What information is not included in a credit report? ›

Your credit report won't, however, list your gender, race, religion, citizenship, political affiliation, medical history, or criminal records (unless you were convicted of a crime related to your finances, e.g. bank fraud).

What is the purpose of the Fair Credit Reporting Act in insurance? ›

The FCRA is designed to protect the privacy of consumer report information — sometimes informally called “credit reports” — and to guarantee that information supplied by consumer reporting agencies (CRAs) is as accurate as possible.

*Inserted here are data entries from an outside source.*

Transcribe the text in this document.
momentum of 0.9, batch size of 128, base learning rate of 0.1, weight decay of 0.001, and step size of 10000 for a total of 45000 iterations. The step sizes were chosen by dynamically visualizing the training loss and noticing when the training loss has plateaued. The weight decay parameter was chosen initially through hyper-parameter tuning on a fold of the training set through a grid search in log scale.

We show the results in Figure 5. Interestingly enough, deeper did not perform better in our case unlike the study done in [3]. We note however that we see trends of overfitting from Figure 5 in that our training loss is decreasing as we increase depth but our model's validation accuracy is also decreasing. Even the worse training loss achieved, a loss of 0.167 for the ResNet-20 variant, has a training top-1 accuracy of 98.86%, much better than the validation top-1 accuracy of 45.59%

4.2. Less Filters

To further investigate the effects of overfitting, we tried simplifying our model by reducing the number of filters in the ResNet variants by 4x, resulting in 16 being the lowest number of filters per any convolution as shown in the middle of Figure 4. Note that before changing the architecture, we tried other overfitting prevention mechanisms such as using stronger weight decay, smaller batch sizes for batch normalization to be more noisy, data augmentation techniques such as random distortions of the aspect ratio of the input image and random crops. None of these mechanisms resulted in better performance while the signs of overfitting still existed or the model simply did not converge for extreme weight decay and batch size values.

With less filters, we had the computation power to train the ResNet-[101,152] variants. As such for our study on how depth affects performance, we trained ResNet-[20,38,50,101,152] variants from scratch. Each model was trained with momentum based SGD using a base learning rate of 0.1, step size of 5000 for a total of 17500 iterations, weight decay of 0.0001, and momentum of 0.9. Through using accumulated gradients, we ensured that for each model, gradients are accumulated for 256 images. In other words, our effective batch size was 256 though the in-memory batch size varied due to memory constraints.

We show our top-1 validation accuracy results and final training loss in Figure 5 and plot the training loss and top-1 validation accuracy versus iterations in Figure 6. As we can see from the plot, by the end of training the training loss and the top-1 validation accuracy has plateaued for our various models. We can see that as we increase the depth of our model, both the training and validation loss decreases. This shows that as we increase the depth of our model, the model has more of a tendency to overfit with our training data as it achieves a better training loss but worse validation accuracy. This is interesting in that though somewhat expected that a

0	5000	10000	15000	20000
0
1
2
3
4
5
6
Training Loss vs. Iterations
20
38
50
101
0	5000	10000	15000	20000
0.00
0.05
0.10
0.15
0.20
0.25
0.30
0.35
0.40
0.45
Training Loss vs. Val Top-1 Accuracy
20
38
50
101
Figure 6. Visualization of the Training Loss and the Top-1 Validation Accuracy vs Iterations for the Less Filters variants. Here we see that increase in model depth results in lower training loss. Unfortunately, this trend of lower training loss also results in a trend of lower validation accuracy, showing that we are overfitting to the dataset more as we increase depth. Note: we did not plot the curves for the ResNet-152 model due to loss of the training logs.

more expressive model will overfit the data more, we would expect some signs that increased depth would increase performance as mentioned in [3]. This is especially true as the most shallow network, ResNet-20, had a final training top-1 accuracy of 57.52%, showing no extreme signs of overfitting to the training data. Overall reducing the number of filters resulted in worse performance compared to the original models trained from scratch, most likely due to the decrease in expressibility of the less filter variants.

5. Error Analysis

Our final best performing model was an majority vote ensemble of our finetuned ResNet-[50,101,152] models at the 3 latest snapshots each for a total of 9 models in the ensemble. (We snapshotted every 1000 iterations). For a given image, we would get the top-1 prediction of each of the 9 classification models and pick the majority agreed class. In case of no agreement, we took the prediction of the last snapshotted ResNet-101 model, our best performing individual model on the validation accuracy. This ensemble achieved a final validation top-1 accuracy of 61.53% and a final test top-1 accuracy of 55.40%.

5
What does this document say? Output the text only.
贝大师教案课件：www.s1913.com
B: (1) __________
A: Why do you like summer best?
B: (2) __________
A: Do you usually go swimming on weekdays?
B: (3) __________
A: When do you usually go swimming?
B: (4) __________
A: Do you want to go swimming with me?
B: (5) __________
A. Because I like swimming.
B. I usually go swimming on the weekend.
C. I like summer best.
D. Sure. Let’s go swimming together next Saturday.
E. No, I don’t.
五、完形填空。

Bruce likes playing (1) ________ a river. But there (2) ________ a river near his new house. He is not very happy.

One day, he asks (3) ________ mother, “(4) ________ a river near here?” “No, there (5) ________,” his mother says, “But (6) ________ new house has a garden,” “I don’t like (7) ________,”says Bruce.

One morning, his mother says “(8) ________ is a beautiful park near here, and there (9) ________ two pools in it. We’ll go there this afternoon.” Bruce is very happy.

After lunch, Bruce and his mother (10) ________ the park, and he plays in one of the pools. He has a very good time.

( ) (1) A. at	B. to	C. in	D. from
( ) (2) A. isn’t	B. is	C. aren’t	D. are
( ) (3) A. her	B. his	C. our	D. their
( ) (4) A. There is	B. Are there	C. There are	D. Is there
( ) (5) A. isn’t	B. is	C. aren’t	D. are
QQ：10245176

What is an example of the Fair Credit Reporting Act? ›

a credit report or another type of consumer report to deny your application for credit, insurance, or employment – or to take another adverse action against you – must tell you, and must give you the name, address, and phone number of the agency that provided the information.

How is Fair Credit Reporting Act violated? ›

Common violations of the FCRA include:

Creditors give reporting agencies inaccurate financial information about you. Reporting agencies mixing up one person's information with another's because of similar (or same) name or social security number. Agencies fail to follow guidelines for handling disputes.

Who is in charge of the Fair Credit Reporting Act? ›

It was originally passed in 1970, and is enforced by the U.S. Federal Trade Commission, the Consumer Financial Protection Bureau, and private litigants.

What is the main purpose of the Fair Credit Billing Act? ›

What Is the Fair Credit Billing Act? The Fair Credit Billing Act is a 1974 federal law enacted to protect consumers from unfair credit billing practices. It enables individuals to dispute unauthorized charges on their accounts and those for undelivered goods or services.

What does the Fair Credit Reporting Act require each of the 3 credit bureaus to provide you with? ›

Fair and Accurate Credit Transactions

Under FACTA, consumers are entitled to one free credit report every 12 months from each of the three credit bureaus (Equifax, TransUnion, and Experian). Reviewing these reports allows you to correct any errors in your credit history and protect your credit identity.